Как я ни боялся щекотки, я не вскочил с постели и не отвечал ему, а только глубже запрятал голову под подушки, изо всех сил брыкал ногами и употреблял все старания удержаться от смеха.

«Какой он добрый и как нас любит, а я мог так дурно о нем думать!»

Мне было досадно и на самого себя, и на Карла Иваныча, хотелось смеяться и хотелось плакать: нервы были расстроены.

– Ach, lassen Sie[16], Карл Иваныч! – закричал я со слезами на глазах, высовывая голову из-под подушек.

Карл Иваныч удивился, оставил в покое мои подошвы и с беспокойством стал спрашивать меня: о чем я? не видел ли я чего дурного во сне?.. Его доброе немецкое лицо, участие, с которым он старался угадать причину моих слез, заставляли их течь еще обильнее: мне было совестно, и я не понимал, как за минуту перед тем я мог не любить Карла Иваныча и находить противными его халат, шапочку и кисточку; теперь, напротив, все это казалось мне чрезвычайно милым, и даже кисточка казалась явным доказательством его доброты. Я сказал ему, что плачу оттого, что видел дурной сон – будто maman умерла и ее несут хоронить. Все это я выдумал, потому что решительно не помнил, что мне снилось в эту ночь; но когда Карл Иваныч, тронутый моим рассказом, стал утешать и успокаивать меня, мне казалось, что я точно видел этот страшный сон, и слезы полились уже от другой причины.

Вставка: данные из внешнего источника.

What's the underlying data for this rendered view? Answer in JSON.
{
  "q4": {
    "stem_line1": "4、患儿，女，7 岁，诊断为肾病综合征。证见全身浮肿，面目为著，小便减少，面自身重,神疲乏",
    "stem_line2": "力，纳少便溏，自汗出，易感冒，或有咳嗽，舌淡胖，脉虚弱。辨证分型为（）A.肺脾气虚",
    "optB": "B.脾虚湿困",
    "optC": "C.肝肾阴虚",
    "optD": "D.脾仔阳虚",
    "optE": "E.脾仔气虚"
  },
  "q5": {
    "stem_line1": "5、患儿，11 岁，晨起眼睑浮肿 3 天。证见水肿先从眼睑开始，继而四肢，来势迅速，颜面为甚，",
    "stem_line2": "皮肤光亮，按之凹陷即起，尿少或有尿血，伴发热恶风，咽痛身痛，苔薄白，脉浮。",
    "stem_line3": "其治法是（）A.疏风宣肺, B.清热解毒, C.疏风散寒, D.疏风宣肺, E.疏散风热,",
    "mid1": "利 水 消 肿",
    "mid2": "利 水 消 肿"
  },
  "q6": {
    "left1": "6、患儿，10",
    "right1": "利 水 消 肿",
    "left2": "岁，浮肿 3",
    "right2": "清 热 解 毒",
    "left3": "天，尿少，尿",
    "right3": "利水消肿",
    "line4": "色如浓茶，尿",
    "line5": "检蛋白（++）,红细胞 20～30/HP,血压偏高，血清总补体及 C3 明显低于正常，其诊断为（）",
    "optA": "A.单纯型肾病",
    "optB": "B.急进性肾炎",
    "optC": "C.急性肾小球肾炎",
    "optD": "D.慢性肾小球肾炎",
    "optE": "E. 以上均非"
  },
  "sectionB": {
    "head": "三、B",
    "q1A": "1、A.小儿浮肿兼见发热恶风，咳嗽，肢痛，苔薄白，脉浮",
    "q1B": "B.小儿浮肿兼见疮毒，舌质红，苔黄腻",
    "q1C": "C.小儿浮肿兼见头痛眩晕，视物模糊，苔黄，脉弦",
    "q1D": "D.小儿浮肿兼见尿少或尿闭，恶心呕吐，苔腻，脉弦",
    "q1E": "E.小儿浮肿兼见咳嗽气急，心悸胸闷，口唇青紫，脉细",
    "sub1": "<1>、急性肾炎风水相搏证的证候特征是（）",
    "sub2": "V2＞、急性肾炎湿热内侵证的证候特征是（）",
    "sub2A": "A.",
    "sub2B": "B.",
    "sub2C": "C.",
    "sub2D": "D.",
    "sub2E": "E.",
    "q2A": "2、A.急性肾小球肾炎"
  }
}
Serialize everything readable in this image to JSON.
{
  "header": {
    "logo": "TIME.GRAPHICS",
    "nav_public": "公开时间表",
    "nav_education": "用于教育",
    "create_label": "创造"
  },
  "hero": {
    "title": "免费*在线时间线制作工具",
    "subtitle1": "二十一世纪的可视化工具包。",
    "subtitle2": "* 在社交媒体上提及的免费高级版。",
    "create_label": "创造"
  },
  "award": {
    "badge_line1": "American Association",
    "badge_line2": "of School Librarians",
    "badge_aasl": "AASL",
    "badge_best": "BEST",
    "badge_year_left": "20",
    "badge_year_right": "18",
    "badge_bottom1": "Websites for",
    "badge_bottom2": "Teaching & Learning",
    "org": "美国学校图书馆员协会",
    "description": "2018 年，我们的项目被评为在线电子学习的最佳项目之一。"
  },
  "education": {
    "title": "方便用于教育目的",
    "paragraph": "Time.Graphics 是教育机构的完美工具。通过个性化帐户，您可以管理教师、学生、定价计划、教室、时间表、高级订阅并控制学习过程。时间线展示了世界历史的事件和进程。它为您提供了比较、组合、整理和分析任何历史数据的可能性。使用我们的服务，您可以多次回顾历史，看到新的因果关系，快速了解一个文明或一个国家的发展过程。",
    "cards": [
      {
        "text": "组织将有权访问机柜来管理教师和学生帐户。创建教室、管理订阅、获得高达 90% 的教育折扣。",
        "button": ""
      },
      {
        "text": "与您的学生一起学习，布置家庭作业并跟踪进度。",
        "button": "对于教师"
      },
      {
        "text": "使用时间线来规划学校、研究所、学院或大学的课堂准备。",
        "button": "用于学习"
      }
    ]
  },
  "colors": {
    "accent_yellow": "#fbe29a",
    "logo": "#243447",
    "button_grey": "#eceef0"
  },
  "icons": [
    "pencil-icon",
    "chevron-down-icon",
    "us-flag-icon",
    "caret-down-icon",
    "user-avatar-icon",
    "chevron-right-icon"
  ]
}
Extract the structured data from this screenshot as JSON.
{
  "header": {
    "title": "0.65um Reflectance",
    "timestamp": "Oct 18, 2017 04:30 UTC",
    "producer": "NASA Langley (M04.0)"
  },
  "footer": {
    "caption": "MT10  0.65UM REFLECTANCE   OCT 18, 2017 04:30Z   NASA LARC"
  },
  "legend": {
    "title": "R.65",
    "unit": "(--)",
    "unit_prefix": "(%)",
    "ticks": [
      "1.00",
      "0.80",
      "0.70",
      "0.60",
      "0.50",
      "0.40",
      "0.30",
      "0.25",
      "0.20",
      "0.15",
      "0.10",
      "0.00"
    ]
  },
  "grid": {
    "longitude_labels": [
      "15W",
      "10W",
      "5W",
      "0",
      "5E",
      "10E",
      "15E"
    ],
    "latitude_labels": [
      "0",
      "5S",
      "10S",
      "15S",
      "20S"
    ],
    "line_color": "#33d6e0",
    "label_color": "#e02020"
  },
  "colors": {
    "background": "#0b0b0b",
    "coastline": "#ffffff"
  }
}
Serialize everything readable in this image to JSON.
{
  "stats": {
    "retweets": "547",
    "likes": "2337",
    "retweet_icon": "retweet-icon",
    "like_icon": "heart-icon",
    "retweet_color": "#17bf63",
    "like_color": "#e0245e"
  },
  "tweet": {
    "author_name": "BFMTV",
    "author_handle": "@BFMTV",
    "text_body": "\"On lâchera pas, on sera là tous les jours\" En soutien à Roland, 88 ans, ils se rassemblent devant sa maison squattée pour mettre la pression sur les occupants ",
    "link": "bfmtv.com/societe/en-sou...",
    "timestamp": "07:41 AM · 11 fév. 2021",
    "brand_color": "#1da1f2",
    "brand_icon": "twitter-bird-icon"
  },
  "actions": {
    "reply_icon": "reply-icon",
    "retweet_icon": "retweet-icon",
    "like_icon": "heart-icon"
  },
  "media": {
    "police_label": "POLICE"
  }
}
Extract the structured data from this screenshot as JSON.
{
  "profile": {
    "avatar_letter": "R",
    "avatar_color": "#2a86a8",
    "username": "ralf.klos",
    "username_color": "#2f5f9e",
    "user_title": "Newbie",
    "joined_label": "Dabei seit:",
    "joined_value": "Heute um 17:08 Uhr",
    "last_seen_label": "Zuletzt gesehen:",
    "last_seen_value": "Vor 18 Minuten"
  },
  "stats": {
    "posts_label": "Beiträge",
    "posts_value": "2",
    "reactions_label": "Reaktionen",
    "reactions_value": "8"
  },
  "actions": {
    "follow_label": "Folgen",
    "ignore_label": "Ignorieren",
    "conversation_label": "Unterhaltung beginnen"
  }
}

Когда Карл Иваныч оставил меня и я, приподнявшись на постели, стал натягивать чулки на свои маленькие ноги, слезы немного унялись, но мрачные мысли о выдуманном сне не оставляли меня. Вошел дядька Николай – маленький, чистенький человечек, всегда серьезный, аккуратный, почтительный и большой приятель Карла Иваныча. Он нес наши платья и обувь: Володе сапоги, а мне покуда еще несносные башмаки с бантиками. При нем мне было бы совестно плакать; притом утреннее солнышко весело светило в окна, а Володя, передразнивая Марью Ивановну (гувернантку сестры), так весело и звучно смеялся, стоя над умывальником, что даже серьезный Николай, с полотенцем на плече, с мылом в одной руке и с рукомойником в другой, улыбаясь, говорил:

– Будет вам, Владимир Петрович, извольте умываться.

Я совсем развеселился.

– Sind sie bald fertig?[17] – послышался из классной голос Карла Иваныча.

Голос его был строг и не имел уже того выражения доброты, которое тронуло меня до слез. В классной Карл Иваныч был совсем другой человек: он был наставник. Я живо оделся, умылся и, еще с щеткой в руке, приглаживая мокрые волосы, явился на его зов.

Карл Иваныч, с очками на носу и книгой в руке, сидел на своем обычном месте, между дверью и окошком. Налево от двери были две полочки: одна – наша, детская, другая – Карла Иваныча, собственная. На нашей были всех сортов книги – учебные и неучебные: одни стояли, другие лежали. Только два больших тома «Histoire des voyages»[18], в красных переплетах, чинно упирались в стену; а потом и пошли, длинные, толстые, большие и маленькие книги, – корочки без книг и книги без корочек; все туда же, бывало, нажмешь и всунешь, когда прикажут перед рекреацией привести в порядок библиотеку, как громко называл Карл Иваныч эту полочку. Коллекция книг на собственной если не была так велика, как на нашей, то была еще разнообразнее. Я помню из них три: немецкую брошюру об унавоживании огородов под капусту – без переплета, один том истории Семилетней войны – в пергаменте, прожженном с одного угла, и полный курс гидростатики. Карл Иваныч большую часть своего времени проводил за чтением, даже испортил им свое зрение; но, кроме этих книг и «Северной пчелы», он ничего не читал.

В числе предметов, лежавших на полочке Карла Иваныча, был один, который больше всего мне его напоминает. Это – кружок из кардона, вставленный в деревянную ножку, в которой кружок этот подвигался посредством шпеньков. На кружке была наклеена картинка, представляющая карикатуры какой-то барыни и парикмахера. Карл Иваныч очень хорошо клеил и кружок этот сам изобрел и сделал для того, чтобы защищать свои слабые глаза от яркого света.